4. (2 points) Presentation.

Part of the grade will be determined by the quality of your web page(s) for the assignment, including:

The assignment page(s) must be accessible at
http://home.cc.umanitoba.ca/~userid/PLNT4610/as4/as4.html or http://home.cc.umanitoba.ca/~userid/PLNT7690/as4/as4.html
No other URL will be accepted.
All links must work, and all graphics must display. Each time I have to contact you to fix something, 1 point will be deducted. You get no credit for anything I can't access.
Pay attention to the organizational and stylistic hints found in Lecture 2. Do what it takes to make it easy to read and to understand the points you wish to get across.

How to get started

1. Create a directory called either public_html/PLNT4610/as4 or public_html/PLNT7690/as4. Make this directory world-readable and world executable.

2. Do all work in the as4 directory. That way, all your files will already be where they need to be.

What you need to complete your assignment

Your report should include the following:

1. Output from ls -l *R[12].fastq.gz, showing the short name symbolic links to your experimental read files.

2. Briefly summarize the coverage results, and provide links to the following files:

coverage.ods

assemblies_S10.ods

For the Abyss, Spades and SOAPdenovo2 assemblies, each of "report.html" files in the quast_results directories for Abyss, SOAPdenovo2 and spades.

3. Conclusion - Brief discussion of results, as described above.

How to post it

1. Create a new HTML file called as4/as4.html. Your web page for Assignment 4 should take the form of a report, that makes it easy to figure out what you did.

2. Make all files in the as4 directory world-readable (chmod a+r *).

3. cd into your assembly directory and type

correct

The correct script descends recursively through a directory tree, making all files world-readable and all directories world readable and searchable.

3. Edit either PLNT4610.html or PLNT7690.html to include a link to as4/as4.html.

4. In the Firefox or SeqMonkey Browser, go to your home page and follow all hypertext links to your assignment, and test all links to your output files.

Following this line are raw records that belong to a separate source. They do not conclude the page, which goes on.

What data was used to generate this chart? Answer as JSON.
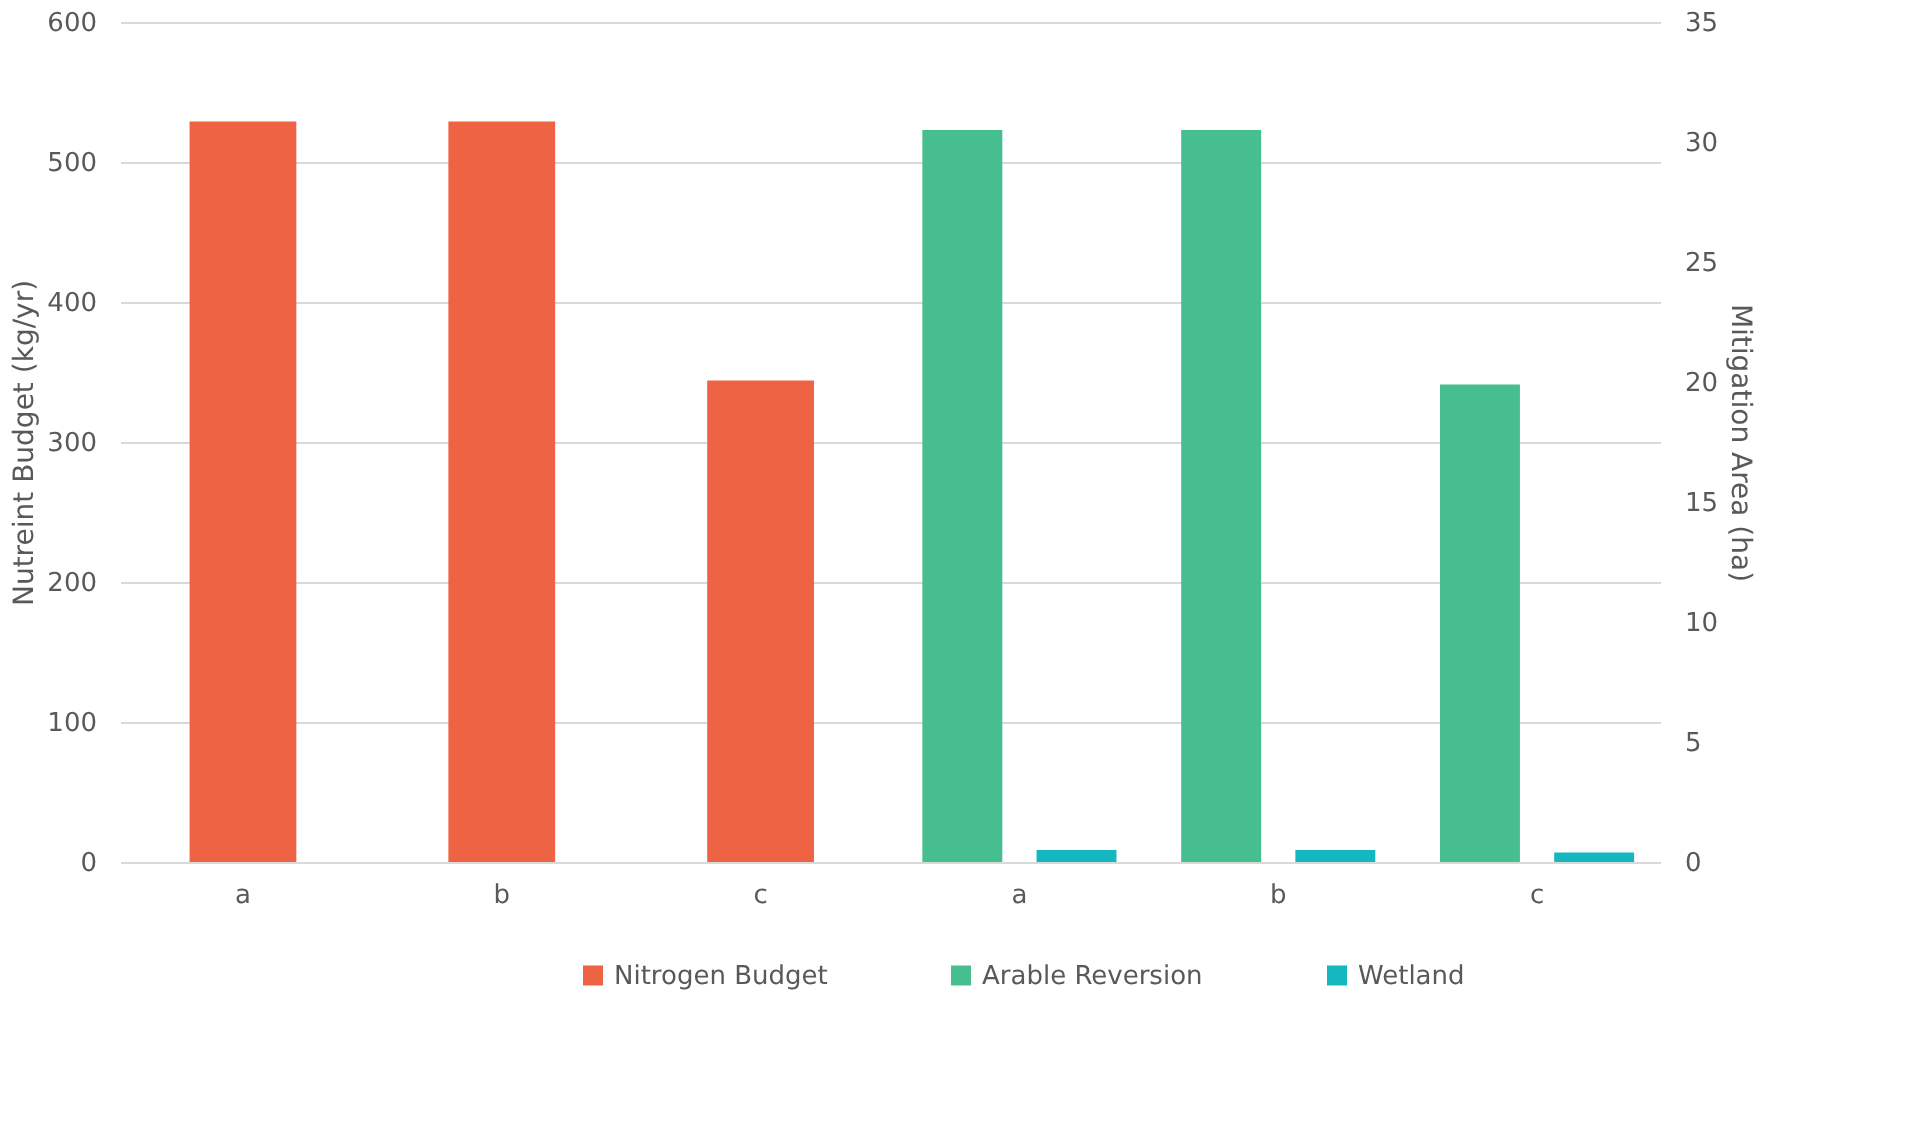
{
  "chart_data": {
    "type": "bar",
    "categories": [
      "a",
      "b",
      "c",
      "a",
      "b",
      "c"
    ],
    "ylabel": "Nutreint Budget (kg/yr)",
    "y2label": "Mitigation Area (ha)",
    "ylim": [
      0,
      600
    ],
    "yticks": [
      0,
      100,
      200,
      300,
      400,
      500,
      600
    ],
    "y2lim": [
      0,
      35
    ],
    "y2ticks": [
      0,
      5,
      10,
      15,
      20,
      25,
      30,
      35
    ],
    "grid": "y",
    "legend": "bottom",
    "series": [
      {
        "name": "Nitrogen Budget",
        "color": "#ee6344",
        "values": [
          529,
          529,
          344,
          null,
          null,
          null
        ]
      },
      {
        "name": "Arable Reversion",
        "color": "#47be90",
        "values": [
          null,
          null,
          null,
          30.5,
          30.5,
          19.9
        ],
        "axis": "y2"
      },
      {
        "name": "Wetland",
        "color": "#14b7c0",
        "values": [
          null,
          null,
          null,
          0.5,
          0.5,
          0.4
        ],
        "axis": "y2"
      }
    ]
  }
}
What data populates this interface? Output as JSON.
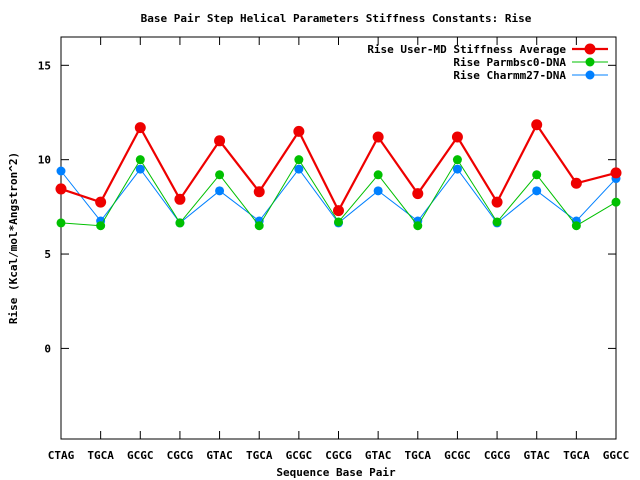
{
  "chart_data": {
    "type": "line",
    "title": "Base Pair Step Helical Parameters Stiffness Constants: Rise",
    "xlabel": "Sequence Base Pair",
    "ylabel": "Rise (Kcal/mol*Angstron^2)",
    "categories": [
      "CTAG",
      "TGCA",
      "GCGC",
      "CGCG",
      "GTAC",
      "TGCA",
      "GCGC",
      "CGCG",
      "GTAC",
      "TGCA",
      "GCGC",
      "CGCG",
      "GTAC",
      "TGCA",
      "GGCC"
    ],
    "ylim": [
      -4.8,
      16.5
    ],
    "yticks": [
      "15",
      "10",
      "5",
      "0"
    ],
    "ytick_values": [
      15,
      10,
      5,
      0
    ],
    "grid": false,
    "legend_position": "top-right",
    "series": [
      {
        "name": "Rise User-MD Stiffness Average",
        "color": "#ee0000",
        "values": [
          8.45,
          7.75,
          11.7,
          7.9,
          11.0,
          8.3,
          11.5,
          7.3,
          11.2,
          8.2,
          11.2,
          7.75,
          11.85,
          8.75,
          9.3
        ]
      },
      {
        "name": "Rise Parmbsc0-DNA",
        "color": "#00c000",
        "values": [
          6.65,
          6.5,
          10.0,
          6.65,
          9.2,
          6.5,
          10.0,
          6.7,
          9.2,
          6.5,
          10.0,
          6.7,
          9.2,
          6.5,
          7.75
        ]
      },
      {
        "name": "Rise Charmm27-DNA",
        "color": "#0080ff",
        "values": [
          9.4,
          6.75,
          9.5,
          6.65,
          8.35,
          6.75,
          9.5,
          6.65,
          8.35,
          6.75,
          9.5,
          6.65,
          8.35,
          6.75,
          9.0
        ]
      }
    ]
  }
}
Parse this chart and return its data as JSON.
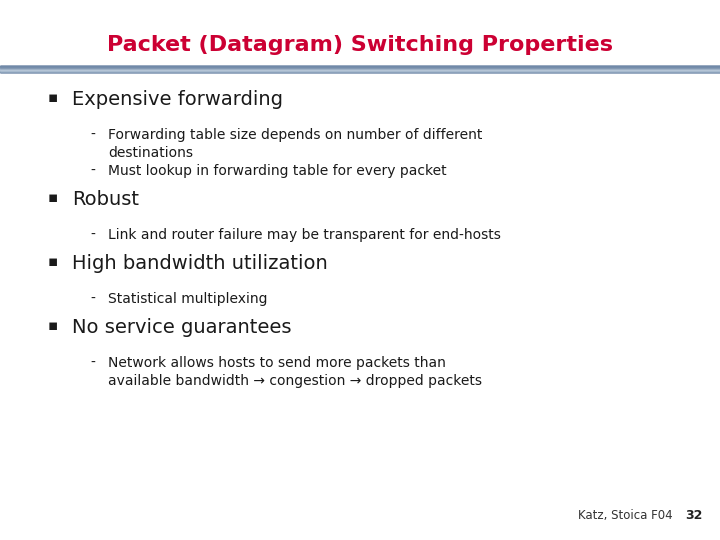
{
  "title": "Packet (Datagram) Switching Properties",
  "title_color": "#CC0033",
  "title_fontsize": 16,
  "background_color": "#FFFFFF",
  "text_color": "#1A1A1A",
  "footer_text": "Katz, Stoica F04",
  "footer_number": "32",
  "bullet_main_size": 14,
  "bullet_sub_size": 10,
  "bullets": [
    {
      "main": "Expensive forwarding",
      "subs": [
        "Forwarding table size depends on number of different\ndestinations",
        "Must lookup in forwarding table for every packet"
      ]
    },
    {
      "main": "Robust",
      "subs": [
        "Link and router failure may be transparent for end-hosts"
      ]
    },
    {
      "main": "High bandwidth utilization",
      "subs": [
        "Statistical multiplexing"
      ]
    },
    {
      "main": "No service guarantees",
      "subs": [
        "Network allows hosts to send more packets than\navailable bandwidth → congestion → dropped packets"
      ]
    }
  ]
}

5. If you paste excerpts of output into a web page, change the output section to a fixed font such as Courier, or set the style to "Preformat". The output from most sequence programs assumes that each character takes up an equal amount of width, which is not true for proportional fonts such as Helvetica or Times.

Academic integrity: Your work is assumed to be your own original work. All University policies regarding academic integrity apply.

On the day the assignments are due, I should be able to just go to each person's web site and find the output. You don't need to send me an email message saying that your assignment is complete. If you choose not to hand in this assignment, you don't need to do anything.

Approximate running times

The actual execution times required for each step will vary depending on the load on the system, but here are some typical "wall clock" times for jobs requiring more than 1 min. for this dataset:

program	time (min.)
Trimmomatic	2
pollux	8
abyss	9
spades	6
SOAPdenovo2	7

For this dataset, you can assume that all other programs run in a short time.